How to have:Brew the mixture and have it in your favourite form. Either as hot or iced or added to a soup, it tastes just as good.
These popular mushrooms might look a bit like shrivelled dates, but what they lack in appearance, they make up for in nutrition. Belonging to the family of truffles, they might well be one of the tastiest superfoods on this list and provide potassium and B vitamins and are supposed to very beneficial for liver functions. A hot favourite of chefs worldwide, morels are the gourmet ingredient of the moment and are popular for breathing life to many a bland risotto. At the market, just ask for Kashmiri guchchi.
How to eat: Gently sauté in butter, be liberal with garlic, add salt and pepper and you’re ready.

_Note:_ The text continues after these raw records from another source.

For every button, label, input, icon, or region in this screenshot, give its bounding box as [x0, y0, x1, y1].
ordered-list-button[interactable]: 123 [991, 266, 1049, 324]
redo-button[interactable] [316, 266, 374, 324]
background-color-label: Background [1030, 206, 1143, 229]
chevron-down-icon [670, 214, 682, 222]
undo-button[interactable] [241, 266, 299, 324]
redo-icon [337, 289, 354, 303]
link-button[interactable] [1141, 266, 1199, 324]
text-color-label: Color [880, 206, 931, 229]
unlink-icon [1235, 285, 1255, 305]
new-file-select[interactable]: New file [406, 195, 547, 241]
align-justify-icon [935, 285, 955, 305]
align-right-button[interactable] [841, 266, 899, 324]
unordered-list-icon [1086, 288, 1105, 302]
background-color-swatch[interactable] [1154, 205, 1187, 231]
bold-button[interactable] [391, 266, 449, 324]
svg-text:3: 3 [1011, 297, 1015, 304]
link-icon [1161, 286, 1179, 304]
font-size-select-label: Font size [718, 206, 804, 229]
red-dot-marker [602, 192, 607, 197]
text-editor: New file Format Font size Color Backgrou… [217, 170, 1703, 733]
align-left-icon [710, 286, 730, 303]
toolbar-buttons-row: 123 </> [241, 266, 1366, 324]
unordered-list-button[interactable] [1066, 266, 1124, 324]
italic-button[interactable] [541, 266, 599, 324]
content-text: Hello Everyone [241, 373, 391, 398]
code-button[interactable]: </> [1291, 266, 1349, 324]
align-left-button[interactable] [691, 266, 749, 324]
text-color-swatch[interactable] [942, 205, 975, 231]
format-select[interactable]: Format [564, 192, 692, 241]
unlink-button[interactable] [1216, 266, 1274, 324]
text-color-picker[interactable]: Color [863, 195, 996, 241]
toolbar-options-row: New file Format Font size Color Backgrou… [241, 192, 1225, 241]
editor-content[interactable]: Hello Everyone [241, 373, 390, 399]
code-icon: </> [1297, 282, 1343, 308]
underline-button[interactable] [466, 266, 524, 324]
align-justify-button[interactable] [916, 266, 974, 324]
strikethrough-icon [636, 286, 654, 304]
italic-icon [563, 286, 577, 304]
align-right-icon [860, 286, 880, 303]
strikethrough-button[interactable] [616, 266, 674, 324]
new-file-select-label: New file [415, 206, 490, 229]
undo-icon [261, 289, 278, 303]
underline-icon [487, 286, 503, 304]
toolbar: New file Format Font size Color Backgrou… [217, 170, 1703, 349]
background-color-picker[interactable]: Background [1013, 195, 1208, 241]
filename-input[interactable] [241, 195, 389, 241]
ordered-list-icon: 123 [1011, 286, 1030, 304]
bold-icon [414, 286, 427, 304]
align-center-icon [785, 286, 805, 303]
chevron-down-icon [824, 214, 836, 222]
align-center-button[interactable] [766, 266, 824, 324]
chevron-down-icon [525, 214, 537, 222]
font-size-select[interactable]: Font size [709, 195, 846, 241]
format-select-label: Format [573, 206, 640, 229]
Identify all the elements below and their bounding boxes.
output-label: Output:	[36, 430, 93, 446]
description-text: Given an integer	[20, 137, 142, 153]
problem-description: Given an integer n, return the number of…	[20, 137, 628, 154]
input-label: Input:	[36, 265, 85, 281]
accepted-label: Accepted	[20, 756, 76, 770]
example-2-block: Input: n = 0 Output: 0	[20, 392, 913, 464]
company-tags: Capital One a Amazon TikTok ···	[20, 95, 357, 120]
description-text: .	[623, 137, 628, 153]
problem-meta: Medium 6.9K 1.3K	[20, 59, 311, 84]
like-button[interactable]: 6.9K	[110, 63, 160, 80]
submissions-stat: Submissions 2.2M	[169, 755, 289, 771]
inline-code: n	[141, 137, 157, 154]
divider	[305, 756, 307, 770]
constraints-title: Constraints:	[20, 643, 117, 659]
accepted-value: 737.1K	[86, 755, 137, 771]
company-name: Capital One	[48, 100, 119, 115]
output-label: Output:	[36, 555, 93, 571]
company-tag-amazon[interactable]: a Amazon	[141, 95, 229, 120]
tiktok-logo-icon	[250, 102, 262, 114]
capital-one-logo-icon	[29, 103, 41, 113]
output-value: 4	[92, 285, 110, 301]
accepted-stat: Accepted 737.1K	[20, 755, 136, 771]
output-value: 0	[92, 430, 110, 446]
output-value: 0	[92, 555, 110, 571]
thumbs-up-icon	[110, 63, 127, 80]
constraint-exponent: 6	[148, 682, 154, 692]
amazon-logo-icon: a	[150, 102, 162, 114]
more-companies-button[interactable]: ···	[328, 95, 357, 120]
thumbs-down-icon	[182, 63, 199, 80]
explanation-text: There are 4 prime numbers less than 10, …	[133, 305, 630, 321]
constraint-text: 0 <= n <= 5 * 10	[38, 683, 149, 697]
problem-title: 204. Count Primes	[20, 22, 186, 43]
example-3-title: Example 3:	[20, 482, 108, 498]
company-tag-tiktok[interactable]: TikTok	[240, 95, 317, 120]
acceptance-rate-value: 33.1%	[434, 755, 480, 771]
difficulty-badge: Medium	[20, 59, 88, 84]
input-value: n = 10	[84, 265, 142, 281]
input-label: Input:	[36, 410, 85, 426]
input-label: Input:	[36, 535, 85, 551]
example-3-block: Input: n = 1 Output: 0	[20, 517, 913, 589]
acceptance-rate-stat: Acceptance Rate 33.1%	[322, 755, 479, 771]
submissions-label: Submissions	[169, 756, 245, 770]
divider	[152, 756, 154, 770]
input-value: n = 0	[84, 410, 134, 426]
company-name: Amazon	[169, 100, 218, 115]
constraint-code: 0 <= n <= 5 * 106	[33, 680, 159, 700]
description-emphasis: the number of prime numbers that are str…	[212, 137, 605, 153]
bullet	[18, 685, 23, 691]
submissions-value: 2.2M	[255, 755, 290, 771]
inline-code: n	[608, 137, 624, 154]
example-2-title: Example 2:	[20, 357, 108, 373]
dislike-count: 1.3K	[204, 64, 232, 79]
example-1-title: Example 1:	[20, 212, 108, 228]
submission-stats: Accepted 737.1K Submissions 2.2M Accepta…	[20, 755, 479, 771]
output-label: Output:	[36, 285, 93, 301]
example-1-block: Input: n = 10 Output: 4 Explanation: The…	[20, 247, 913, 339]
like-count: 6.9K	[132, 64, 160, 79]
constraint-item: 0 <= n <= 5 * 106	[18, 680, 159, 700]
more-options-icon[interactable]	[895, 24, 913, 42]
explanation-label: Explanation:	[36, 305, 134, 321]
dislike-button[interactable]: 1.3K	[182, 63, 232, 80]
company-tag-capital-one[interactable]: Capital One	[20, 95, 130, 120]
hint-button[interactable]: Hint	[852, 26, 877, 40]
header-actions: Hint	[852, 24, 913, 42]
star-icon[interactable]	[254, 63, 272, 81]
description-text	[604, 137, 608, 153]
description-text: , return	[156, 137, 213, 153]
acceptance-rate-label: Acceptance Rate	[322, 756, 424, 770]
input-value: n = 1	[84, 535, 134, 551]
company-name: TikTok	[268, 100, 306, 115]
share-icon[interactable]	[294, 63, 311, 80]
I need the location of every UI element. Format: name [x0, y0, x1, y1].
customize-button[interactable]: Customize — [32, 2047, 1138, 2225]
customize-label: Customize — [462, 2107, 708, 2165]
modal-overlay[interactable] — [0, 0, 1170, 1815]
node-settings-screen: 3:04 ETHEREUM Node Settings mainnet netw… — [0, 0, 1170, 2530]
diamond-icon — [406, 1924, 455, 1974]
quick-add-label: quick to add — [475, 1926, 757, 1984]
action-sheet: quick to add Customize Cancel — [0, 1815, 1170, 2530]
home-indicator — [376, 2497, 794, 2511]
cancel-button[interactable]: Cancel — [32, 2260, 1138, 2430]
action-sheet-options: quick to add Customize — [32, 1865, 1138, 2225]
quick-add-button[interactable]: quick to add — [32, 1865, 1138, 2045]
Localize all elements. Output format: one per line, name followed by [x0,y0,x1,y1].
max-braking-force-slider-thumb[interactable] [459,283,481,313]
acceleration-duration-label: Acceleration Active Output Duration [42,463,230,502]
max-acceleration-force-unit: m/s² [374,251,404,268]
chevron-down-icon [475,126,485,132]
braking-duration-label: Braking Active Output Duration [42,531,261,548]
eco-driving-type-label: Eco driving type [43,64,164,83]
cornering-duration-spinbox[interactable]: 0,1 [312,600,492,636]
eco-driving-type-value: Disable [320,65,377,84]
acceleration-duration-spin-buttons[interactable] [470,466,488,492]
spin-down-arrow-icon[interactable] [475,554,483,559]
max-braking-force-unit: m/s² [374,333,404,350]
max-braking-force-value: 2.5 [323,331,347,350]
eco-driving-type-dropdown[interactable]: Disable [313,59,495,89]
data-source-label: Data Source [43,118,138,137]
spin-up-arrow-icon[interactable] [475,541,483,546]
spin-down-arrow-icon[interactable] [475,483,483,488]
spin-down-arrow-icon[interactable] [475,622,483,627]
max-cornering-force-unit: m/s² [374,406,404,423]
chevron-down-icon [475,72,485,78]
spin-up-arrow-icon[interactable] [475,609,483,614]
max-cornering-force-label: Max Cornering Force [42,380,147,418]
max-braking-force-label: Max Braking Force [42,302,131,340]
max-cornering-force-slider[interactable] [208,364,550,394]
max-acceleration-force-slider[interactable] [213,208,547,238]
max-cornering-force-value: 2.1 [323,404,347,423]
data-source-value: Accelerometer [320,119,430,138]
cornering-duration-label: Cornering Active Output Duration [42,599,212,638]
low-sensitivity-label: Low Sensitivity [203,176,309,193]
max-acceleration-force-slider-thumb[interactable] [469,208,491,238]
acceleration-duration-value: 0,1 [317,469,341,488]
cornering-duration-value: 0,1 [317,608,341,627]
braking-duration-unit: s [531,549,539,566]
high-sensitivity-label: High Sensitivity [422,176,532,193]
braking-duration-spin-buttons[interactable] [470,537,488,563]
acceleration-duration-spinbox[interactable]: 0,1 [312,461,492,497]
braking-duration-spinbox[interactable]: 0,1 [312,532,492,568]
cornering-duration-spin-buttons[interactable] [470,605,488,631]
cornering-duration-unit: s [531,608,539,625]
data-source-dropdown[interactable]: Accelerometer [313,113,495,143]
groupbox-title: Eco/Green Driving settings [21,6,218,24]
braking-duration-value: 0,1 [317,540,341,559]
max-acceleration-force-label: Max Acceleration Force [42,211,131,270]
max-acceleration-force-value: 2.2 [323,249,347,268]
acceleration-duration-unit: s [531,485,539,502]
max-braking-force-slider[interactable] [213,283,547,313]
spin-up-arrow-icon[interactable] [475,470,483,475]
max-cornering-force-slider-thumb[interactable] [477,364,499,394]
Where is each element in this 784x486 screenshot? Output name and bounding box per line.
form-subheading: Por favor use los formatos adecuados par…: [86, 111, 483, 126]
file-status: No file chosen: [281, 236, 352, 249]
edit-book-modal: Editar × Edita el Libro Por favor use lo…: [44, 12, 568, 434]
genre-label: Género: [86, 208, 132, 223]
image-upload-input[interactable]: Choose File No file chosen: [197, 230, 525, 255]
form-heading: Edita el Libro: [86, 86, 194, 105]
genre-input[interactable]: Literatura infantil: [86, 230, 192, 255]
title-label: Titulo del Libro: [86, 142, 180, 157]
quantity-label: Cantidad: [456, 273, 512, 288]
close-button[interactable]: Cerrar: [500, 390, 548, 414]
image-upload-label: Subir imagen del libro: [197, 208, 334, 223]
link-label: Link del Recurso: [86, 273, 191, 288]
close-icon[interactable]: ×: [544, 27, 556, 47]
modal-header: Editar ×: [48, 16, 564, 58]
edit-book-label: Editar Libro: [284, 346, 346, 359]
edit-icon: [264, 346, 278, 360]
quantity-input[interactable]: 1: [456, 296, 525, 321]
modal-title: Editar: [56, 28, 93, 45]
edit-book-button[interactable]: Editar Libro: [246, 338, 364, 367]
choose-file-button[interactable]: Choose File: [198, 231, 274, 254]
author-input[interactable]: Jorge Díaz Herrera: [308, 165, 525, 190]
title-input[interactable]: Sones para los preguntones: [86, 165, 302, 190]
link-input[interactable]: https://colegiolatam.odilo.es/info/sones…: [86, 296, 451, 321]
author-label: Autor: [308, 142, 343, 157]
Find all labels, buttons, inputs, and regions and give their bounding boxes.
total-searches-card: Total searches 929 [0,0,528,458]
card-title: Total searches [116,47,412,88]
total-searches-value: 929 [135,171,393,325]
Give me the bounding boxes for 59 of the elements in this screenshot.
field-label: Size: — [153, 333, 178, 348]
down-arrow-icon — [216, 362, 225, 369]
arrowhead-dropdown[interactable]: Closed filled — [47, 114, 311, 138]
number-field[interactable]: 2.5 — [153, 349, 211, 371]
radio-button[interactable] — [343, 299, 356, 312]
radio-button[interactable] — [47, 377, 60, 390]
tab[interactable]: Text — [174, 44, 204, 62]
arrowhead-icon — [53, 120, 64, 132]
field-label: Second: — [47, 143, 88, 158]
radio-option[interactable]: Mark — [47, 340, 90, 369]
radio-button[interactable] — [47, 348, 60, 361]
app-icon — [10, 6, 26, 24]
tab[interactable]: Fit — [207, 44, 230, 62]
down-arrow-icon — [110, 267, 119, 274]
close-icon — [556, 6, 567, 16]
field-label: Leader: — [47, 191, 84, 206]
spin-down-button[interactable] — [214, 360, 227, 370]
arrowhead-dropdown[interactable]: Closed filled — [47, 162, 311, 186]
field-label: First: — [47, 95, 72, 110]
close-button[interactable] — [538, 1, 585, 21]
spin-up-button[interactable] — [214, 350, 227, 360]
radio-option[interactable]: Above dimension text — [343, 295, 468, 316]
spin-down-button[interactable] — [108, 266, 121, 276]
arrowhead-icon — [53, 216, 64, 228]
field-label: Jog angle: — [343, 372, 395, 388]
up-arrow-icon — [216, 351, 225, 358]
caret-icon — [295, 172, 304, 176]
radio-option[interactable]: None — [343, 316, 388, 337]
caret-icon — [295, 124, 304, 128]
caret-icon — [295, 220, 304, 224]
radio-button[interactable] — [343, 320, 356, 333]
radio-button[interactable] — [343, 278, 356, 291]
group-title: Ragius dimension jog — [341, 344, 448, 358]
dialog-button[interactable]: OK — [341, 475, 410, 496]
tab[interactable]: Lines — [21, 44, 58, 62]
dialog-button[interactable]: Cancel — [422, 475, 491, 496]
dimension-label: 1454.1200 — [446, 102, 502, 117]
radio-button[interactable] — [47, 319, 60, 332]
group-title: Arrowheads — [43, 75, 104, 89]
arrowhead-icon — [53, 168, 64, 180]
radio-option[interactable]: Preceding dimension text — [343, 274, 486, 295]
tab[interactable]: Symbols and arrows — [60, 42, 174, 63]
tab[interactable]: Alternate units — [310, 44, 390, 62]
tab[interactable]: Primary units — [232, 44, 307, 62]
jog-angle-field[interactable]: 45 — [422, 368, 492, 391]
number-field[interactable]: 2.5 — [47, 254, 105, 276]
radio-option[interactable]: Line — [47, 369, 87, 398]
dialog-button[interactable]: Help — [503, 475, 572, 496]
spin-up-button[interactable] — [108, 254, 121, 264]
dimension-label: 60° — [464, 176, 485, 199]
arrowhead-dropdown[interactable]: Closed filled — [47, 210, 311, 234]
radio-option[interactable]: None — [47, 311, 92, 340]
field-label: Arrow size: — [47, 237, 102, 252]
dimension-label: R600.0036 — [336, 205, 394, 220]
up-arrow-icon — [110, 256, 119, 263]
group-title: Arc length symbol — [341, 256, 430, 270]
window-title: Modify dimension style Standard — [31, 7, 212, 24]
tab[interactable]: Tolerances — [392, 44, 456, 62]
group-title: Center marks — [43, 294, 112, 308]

No list can be complete without the mention of the superfood of the moment – chia seeds. The world is in love with this magical seed. It’s been touted as everything from being a dieter’s dream (thanks to its ability to soak water and puff to almost twice its size) to a runner’s delight (it delivers proteins, iron, calcium and manganese to help make bones strong and healthy). Chia seeds, when soaked, also produce a gel that’s a great food for keeping the body hydrated. It’s also filled with antioxidants, minerals and Omega-3 fatty acids, which are terrific for your heart and your brain. Not just that, it combats diabetes and improves blood pressure. And the fibre content is high. One tablespoon will take care of your cereal intake for the day, and is roughly equal to one full bowl of oatmeal. No wonder Hollywood dieters love it.
How to eat: Eat them raw or sprinkle them over salads and snacks. Soak it in water to form a thick gel and add it to your breakfast cereals, soups and salads.